Intervention de Marie-Christine Chauvin

Réunion du 3 décembre 2019 à 21h30

Photo de Marie-Christine ChauvinMarie-Christine Chauvin :

Monsieur le ministre, mercredi dernier, les agriculteurs sont venus à Paris crier leur mal-être, souvent leur grande détresse. Que faites-vous pour répondre à leur angoisse ?

Vous affirmez régulièrement dans cet hémicycle que vous soutenez nos agriculteurs. J’ai le regret de vous dire, monsieur le ministre, que le projet de budget que vous nous présentez aujourd’hui ne donne pas le signal tant attendu par la profession. Hélas, ce n’est que la suite logique de ce qui s’est passé, par exemple, avec la loi Égalim : beaucoup d’espoir et, malheureusement, à ce jour, pour grand nombre de nos agriculteurs, pas d’amélioration de revenu !

Vous parlez beaucoup de transition écologique. Là encore, la déception est grande : il n’y a rien dans le projet de loi de finances pour 2020 pour accompagner nos agriculteurs dans une mutation profonde des modes de production de leurs exploitations. Ce texte souffre d’un manque de vision. Aucune stratégie à long terme n’est envisagée pour protéger les agriculteurs contre les aléas climatiques et économiques. Les exploitations agricoles restent donc vulnérables face aux risques climatiques et sanitaires.

En effet, la recrudescence de la tuberculose bovine peut inquiéter. L’essentiel des cas, pour le moment, se concentre en Nouvelle-Aquitaine. Le nombre de foyers a augmenté de 30 % en 2018. Il y a urgence à traiter ce problème. La peste porcine africaine nous épargne, fort heureusement, pour le moment. Les élevages chinois, eux, sont décimés.

Le cours du porc a augmenté de 45 % depuis le début de l’année 2019. Après plusieurs années difficiles, les éleveurs de porcs soufflent. Cette embellie ne sera peut-être pas durable. Eu égard aux nombreux défis qu’ils doivent relever, le renforcement de leur compétitivité passe par des investissements. Comment l’État peut-il leur donner un signal fort pour qu’ils profitent de ce haut de cycle pour investir ? Je soutiens, à cet égard, la solution adoptée par le Sénat lors de l’examen de la première partie du projet de loi de finances, qui permettra aux éleveurs de suramortir leurs investissements et ainsi de renforcer leur résilience, de réduire l’usage d’intrants ou de veiller à la santé et au bien-être des animaux.

Comme d’autres l’ont souligné avant moi, l’installation, la transmission des exploitations et l’accès au foncier font partie des enjeux majeurs pour l’avenir.

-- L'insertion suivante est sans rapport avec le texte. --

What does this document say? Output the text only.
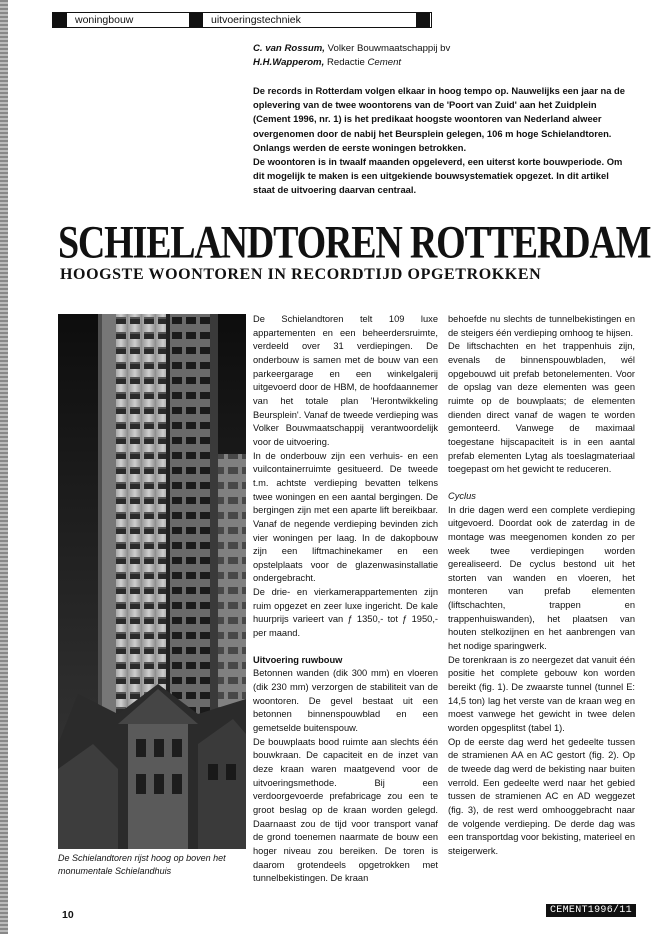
woningbouw	uitvoeringstechniek
C. van Rossum, Volker Bouwmaatschappij bv
H.H.Wapperom, Redactie Cement

De records in Rotterdam volgen elkaar in hoog tempo op. Nauwelijks een jaar na de oplevering van de twee woontorens van de 'Poort van Zuid' aan het Zuidplein (Cement 1996, nr. 1) is het predikaat hoogste woontoren van Nederland alweer overgenomen door de nabij het Beursplein gelegen, 106 m hoge Schielandtoren. Onlangs werden de eerste woningen betrokken.

De woontoren is in twaalf maanden opgeleverd, een uiterst korte bouwperiode. Om dit mogelijk te maken is een uitgekiende bouwsystematiek opgezet. In dit artikel staat de uitvoering daarvan centraal.

SCHIELANDTOREN ROTTERDAM
HOOGSTE WOONTOREN IN RECORDTIJD OPGETROKKEN
De Schielandtoren rijst hoog op boven het monumentale Schielandhuis

De Schielandtoren telt 109 luxe appartementen en een beheerdersruimte, verdeeld over 31 verdiepingen. De onderbouw is samen met de bouw van een parkeergarage en een winkelgalerij uitgevoerd door de HBM, de hoofdaannemer van het totale plan 'Herontwikkeling Beursplein'. Vanaf de tweede verdieping was Volker Bouwmaatschappij verantwoordelijk voor de uitvoering.

In de onderbouw zijn een verhuis- en een vuilcontainerruimte gesitueerd. De tweede t.m. achtste verdieping bevatten telkens twee woningen en een aantal bergingen. De bergingen zijn met een aparte lift bereikbaar. Vanaf de negende verdieping bevinden zich vier woningen per laag. In de dakopbouw zijn een liftmachinekamer en een opstelplaats voor de glazenwasinstallatie ondergebracht.

De drie- en vierkamerappartementen zijn ruim opgezet en zeer luxe ingericht. De kale huurprijs varieert van ƒ 1350,- tot ƒ 1950,- per maand.

Uitvoering ruwbouw

Betonnen wanden (dik 300 mm) en vloeren (dik 230 mm) verzorgen de stabiliteit van de woontoren. De gevel bestaat uit een betonnen binnenspouwblad en een gemetselde buitenspouw.

De bouwplaats bood ruimte aan slechts één bouwkraan. De capaciteit en de inzet van deze kraan waren maatgevend voor de uitvoeringsmethode. Bij een verdoorgevoerde prefabricage zou een te groot beslag op de kraan worden gelegd. Daarnaast zou de tijd voor transport vanaf de grond toenemen naarmate de bouw een hoger niveau zou bereiken. De toren is daarom grotendeels opgetrokken met tunnelbekistingen. De kraan

behoefde nu slechts de tunnelbekistingen en de steigers één verdieping omhoog te hijsen.

De liftschachten en het trappenhuis zijn, evenals de binnenspouwbladen, wél opgebouwd uit prefab betonelementen. Voor de opslag van deze elementen was geen ruimte op de bouwplaats; de elementen dienden direct vanaf de wagen te worden gemonteerd. Vanwege de maximaal toegestane hijscapaciteit is in een aantal prefab elementen Lytag als toeslagmateriaal toegepast om het gewicht te reduceren.

Cyclus

In drie dagen werd een complete verdieping uitgevoerd. Doordat ook de zaterdag in de montage was meegenomen konden zo per week twee verdiepingen worden gerealiseerd. De cyclus bestond uit het storten van wanden en vloeren, het monteren van prefab elementen (liftschachten, trappen en trappenhuiswanden), het plaatsen van houten stelkozijnen en het aanbrengen van het nodige sparingwerk.

De torenkraan is zo neergezet dat vanuit één positie het complete gebouw kon worden bereikt (fig. 1). De zwaarste tunnel (tunnel E: 14,5 ton) lag het verste van de kraan weg en moest vanwege het gewicht in twee delen worden opgesplitst (tabel 1).

Op de eerste dag werd het gedeelte tussen de stramienen AA en AC gestort (fig. 2). Op de tweede dag werd de bekisting naar buiten verrold. Een gedeelte werd naar het gebied tussen de stramienen AC en AD weggezet (fig. 3), de rest werd omhooggebracht naar de volgende verdieping. De derde dag was een transportdag voor bekisting, materieel en steigerwerk.

10	CEMENT1996/11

Le Jura a vu, cette année, plus de soixante-dix agriculteurs s’installer, hors cadre familial ou pas, avec des choix de production divers, allant du lait AOP au lait conventionnel, en passant par les grandes cultures et d’autres productions. C’est un beau résultat.

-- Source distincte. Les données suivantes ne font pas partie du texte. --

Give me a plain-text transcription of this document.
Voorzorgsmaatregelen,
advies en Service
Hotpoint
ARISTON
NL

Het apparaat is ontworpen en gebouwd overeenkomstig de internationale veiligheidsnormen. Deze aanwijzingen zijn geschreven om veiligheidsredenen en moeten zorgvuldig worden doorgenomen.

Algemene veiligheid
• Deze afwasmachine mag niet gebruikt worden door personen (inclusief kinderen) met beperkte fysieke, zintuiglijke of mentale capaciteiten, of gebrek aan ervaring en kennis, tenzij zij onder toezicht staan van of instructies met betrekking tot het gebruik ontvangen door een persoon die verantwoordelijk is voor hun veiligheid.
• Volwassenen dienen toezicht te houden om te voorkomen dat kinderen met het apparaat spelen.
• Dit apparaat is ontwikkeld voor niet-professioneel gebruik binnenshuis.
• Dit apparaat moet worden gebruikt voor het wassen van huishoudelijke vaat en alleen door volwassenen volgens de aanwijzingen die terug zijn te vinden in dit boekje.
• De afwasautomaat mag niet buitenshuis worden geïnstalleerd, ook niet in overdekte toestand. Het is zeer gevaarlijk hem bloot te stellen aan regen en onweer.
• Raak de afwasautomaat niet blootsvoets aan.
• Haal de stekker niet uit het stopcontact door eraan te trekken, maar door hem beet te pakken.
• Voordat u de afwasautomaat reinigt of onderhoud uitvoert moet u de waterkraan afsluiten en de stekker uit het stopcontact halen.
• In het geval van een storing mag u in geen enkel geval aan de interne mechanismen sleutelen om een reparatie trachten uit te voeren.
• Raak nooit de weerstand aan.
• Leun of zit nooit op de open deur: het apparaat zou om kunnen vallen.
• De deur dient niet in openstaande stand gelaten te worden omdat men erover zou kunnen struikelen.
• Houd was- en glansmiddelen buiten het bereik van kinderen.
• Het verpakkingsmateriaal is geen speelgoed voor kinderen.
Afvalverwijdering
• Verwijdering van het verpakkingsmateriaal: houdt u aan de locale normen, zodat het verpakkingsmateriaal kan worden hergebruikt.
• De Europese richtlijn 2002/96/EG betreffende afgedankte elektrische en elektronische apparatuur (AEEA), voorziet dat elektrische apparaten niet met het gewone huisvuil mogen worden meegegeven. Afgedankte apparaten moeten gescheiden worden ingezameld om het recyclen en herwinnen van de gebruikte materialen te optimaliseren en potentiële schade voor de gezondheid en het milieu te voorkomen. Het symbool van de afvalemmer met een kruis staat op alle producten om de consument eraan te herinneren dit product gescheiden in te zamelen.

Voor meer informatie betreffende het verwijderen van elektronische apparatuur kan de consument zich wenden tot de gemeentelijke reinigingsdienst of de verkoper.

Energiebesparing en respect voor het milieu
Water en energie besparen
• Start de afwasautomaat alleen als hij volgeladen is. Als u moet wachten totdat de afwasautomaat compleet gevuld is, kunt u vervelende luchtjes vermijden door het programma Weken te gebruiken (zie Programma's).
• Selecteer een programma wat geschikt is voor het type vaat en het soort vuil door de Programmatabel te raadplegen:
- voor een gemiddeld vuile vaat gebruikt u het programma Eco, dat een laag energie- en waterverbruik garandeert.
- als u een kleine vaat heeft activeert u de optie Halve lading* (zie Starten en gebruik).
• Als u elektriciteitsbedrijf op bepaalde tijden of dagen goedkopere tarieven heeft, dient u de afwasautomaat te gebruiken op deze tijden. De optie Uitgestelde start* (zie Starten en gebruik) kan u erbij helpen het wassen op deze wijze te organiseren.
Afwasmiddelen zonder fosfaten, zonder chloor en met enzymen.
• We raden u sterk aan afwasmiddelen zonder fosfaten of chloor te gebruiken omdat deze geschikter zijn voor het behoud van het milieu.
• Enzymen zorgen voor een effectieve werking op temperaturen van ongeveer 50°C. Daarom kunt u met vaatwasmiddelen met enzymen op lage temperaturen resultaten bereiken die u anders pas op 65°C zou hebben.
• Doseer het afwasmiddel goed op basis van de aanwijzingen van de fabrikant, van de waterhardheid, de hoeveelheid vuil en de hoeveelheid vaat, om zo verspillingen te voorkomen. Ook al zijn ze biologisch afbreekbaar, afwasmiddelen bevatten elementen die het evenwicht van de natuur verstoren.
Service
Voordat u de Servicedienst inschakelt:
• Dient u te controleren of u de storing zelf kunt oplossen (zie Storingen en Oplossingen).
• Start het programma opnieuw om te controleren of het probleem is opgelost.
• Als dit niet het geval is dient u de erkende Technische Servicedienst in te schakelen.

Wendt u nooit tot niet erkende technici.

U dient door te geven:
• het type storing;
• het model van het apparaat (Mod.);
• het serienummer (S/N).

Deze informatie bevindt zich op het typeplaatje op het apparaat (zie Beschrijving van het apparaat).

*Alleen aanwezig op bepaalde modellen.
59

La réforme de la dotation aux jeunes agriculteurs a porté ses fruits. Le nouveau dispositif doit être renforcé si l’on veut favoriser le renouvellement des générations et permettre à 100 % des jeunes qui souhaitent s’installer d’aller jusqu’au bout de leur projet. En 2020, toutes les installations des cinq dernières années doivent être financées, sans retard.

Reste le problème la déchéance de la dotation aux jeunes agriculteurs. Le nombre de cas, dans le Jura comme dans d’autres départements, est en augmentation. Pour l’année 2019, dans le Jura, on en compte vingt avec obligation de remboursement total ou partiel. On risque de pénaliser des jeunes qui travaillent bien. De telles contraintes peuvent les dissuader de s’engager dans le processus de l’installation. Pourtant, cette démarche permet d’avoir des projets sûrs, cohérents et durables. Monsieur le ministre, peut-on trouver une solution pour remédier à cette situation ? Les chambres d’agriculture ont fait des propositions en la matière. Peut-on envisager qu’elles soient examinées ?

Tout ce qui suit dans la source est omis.